The IMD shall make available to the psychiatrist current information on resources available for continued out-of-hospital care of patients and shall arrange for prompt transfer of appropriate medical and nursing information to ensure continuity of care upon the client's discharge. Under 42 CFR 441.102, when the client is approved for an alternate plan of care, the IMD is responsible for discharge planning. In cooperation with community regional mental health programs, the IMD shall -

1. Initiate alternate care arrangements;
2. Assist in client transfer; and
3. Follow-up on the client's alternate care arrangements.

When the client is being transferred to a long term care facility (NF or ICF/MR), the facility's staff must be included in the discharge process and must receive appropriate and adequate medical and nursing information to ensure continuity of care. The IMD shall also contact the client's local office.

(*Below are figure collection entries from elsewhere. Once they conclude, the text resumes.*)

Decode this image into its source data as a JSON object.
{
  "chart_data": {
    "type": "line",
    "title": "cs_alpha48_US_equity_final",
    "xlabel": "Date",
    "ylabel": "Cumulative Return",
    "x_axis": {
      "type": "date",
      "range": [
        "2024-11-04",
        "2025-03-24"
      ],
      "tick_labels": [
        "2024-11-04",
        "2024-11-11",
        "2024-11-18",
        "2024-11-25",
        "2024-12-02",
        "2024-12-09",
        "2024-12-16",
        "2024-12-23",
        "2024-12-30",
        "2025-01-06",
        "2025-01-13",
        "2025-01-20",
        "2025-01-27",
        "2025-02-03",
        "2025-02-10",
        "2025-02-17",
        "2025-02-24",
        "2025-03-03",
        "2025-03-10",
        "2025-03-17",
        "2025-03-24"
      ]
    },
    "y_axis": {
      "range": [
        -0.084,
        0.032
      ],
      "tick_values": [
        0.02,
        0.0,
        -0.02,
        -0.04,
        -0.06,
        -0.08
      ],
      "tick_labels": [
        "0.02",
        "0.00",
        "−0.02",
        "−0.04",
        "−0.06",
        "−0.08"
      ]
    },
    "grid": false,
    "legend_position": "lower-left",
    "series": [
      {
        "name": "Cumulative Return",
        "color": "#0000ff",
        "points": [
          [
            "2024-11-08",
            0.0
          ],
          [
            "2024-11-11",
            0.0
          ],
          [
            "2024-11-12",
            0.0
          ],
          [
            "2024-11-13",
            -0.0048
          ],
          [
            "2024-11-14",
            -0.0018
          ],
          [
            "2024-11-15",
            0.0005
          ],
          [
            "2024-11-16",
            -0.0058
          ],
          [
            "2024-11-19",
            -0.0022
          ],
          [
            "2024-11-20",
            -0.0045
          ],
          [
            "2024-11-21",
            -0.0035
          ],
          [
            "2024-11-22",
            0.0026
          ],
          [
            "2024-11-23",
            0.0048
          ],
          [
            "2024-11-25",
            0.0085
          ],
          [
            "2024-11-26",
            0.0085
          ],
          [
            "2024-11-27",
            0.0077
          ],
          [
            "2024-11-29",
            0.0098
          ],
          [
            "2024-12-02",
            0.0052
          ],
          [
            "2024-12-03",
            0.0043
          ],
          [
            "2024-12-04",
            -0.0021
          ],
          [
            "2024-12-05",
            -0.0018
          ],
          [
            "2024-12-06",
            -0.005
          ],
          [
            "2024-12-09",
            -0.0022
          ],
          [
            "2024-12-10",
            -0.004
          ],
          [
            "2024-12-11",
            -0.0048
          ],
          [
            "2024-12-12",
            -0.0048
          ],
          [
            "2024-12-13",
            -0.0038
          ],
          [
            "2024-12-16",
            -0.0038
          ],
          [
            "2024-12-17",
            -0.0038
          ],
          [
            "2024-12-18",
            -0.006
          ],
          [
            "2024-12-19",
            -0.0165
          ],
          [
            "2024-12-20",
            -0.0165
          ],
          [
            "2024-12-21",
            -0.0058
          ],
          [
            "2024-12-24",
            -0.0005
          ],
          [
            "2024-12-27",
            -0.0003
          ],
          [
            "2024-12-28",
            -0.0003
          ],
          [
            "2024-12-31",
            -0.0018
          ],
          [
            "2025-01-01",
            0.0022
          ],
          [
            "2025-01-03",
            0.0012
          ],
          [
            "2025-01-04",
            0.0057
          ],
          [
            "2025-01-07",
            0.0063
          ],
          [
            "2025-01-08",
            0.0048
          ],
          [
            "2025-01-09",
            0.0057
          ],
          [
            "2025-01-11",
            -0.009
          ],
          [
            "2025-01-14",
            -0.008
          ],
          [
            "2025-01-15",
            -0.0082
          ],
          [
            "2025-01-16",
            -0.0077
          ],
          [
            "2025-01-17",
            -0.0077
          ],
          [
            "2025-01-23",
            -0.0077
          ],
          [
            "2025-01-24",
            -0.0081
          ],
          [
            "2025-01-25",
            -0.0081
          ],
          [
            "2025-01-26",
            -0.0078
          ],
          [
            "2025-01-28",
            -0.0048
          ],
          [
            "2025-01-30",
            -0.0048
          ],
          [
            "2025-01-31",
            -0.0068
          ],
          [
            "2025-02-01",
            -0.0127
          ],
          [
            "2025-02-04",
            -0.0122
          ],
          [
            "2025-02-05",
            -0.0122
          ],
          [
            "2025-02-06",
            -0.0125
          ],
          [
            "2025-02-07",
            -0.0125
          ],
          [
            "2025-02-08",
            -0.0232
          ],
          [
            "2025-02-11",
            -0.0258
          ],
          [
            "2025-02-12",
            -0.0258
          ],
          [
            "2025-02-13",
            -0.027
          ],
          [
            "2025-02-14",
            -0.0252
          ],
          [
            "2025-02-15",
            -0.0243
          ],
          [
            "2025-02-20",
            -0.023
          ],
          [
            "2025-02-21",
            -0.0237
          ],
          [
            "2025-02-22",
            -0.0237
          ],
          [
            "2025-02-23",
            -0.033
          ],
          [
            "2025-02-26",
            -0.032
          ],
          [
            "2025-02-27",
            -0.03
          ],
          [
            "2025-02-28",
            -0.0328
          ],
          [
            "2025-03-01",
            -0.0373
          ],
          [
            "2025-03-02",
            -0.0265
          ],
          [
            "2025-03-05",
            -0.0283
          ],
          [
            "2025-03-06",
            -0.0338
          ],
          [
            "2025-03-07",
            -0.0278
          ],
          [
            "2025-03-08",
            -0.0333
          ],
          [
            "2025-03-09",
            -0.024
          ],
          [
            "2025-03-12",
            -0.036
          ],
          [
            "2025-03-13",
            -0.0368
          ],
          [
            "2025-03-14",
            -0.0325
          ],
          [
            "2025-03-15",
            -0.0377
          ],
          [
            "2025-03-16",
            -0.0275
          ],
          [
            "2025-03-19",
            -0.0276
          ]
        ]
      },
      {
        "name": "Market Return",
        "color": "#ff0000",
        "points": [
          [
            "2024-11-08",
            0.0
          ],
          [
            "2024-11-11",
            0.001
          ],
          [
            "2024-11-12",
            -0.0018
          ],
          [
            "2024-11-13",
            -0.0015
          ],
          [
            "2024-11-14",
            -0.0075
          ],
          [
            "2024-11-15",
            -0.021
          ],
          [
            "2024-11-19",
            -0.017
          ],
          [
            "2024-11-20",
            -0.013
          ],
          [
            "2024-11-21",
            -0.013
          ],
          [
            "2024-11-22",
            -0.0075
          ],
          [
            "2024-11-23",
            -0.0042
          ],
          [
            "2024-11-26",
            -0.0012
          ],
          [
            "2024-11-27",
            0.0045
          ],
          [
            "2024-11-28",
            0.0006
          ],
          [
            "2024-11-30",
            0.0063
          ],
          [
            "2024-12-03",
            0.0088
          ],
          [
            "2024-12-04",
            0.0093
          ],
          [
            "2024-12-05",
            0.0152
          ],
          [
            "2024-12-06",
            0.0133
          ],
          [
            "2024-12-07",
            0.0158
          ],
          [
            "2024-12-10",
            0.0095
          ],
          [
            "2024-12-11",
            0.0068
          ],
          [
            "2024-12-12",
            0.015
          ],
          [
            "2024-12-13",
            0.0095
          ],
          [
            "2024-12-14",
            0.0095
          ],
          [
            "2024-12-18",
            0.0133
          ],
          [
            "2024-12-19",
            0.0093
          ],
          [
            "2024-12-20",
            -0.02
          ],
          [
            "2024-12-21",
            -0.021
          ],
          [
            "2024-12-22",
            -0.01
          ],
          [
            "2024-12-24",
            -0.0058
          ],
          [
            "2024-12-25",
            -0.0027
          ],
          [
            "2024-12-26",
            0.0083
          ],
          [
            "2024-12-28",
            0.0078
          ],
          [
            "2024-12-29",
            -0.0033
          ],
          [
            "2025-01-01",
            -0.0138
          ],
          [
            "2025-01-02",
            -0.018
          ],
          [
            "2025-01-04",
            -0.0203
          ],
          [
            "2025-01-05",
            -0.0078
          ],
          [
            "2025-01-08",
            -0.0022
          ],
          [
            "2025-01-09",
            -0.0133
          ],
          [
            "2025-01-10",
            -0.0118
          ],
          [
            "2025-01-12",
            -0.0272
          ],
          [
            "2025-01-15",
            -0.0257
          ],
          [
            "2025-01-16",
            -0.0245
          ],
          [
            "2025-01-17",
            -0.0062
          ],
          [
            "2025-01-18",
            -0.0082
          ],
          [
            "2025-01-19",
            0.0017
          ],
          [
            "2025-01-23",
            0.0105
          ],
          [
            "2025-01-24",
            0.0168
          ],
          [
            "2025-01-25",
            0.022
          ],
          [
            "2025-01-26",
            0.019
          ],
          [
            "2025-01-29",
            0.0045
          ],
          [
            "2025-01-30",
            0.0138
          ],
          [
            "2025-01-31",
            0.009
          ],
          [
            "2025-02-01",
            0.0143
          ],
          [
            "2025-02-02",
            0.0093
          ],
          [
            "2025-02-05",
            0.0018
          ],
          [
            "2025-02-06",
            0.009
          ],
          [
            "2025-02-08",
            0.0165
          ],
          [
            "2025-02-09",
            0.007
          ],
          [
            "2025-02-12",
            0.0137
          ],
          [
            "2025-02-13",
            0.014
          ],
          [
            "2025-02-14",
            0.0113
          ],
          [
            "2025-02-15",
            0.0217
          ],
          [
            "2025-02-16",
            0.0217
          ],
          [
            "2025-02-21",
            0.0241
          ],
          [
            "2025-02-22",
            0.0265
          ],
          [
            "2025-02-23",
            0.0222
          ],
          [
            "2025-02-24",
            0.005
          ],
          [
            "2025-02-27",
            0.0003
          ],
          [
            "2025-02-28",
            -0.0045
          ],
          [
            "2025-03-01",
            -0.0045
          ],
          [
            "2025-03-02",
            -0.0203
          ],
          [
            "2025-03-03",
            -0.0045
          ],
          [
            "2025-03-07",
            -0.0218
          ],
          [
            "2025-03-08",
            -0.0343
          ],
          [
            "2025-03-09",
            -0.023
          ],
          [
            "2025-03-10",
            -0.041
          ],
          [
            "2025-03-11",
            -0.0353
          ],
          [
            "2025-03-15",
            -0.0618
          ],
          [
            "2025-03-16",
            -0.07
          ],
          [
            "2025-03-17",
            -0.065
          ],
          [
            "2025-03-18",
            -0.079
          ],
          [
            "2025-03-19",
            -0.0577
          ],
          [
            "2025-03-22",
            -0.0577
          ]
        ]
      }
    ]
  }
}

008.14Payment for IMD Services

See 471 NAC 10-010.03 ff.

20-008.14ATherapeutic Passes from IMD Settings: For some psychiatric clients, therapeutic passes are an essential part of treatment. For those clients, documentation of the client's continued need for psychiatric care must follow the overnight therapeutic passes. Payment for hospitalization beyond a second pass is not available due to medical necessity.
20-008.14BUnplanned Leaves of Absence from IMD Settings: Payment for hospitalization during an unplanned leave of absence is not available. The Department contracted peer review organization or management designee must be notified immediately when the client returns. Admission criteria will be applied. If approved, a new validation number will be issued to cover the days beginning with the day of return.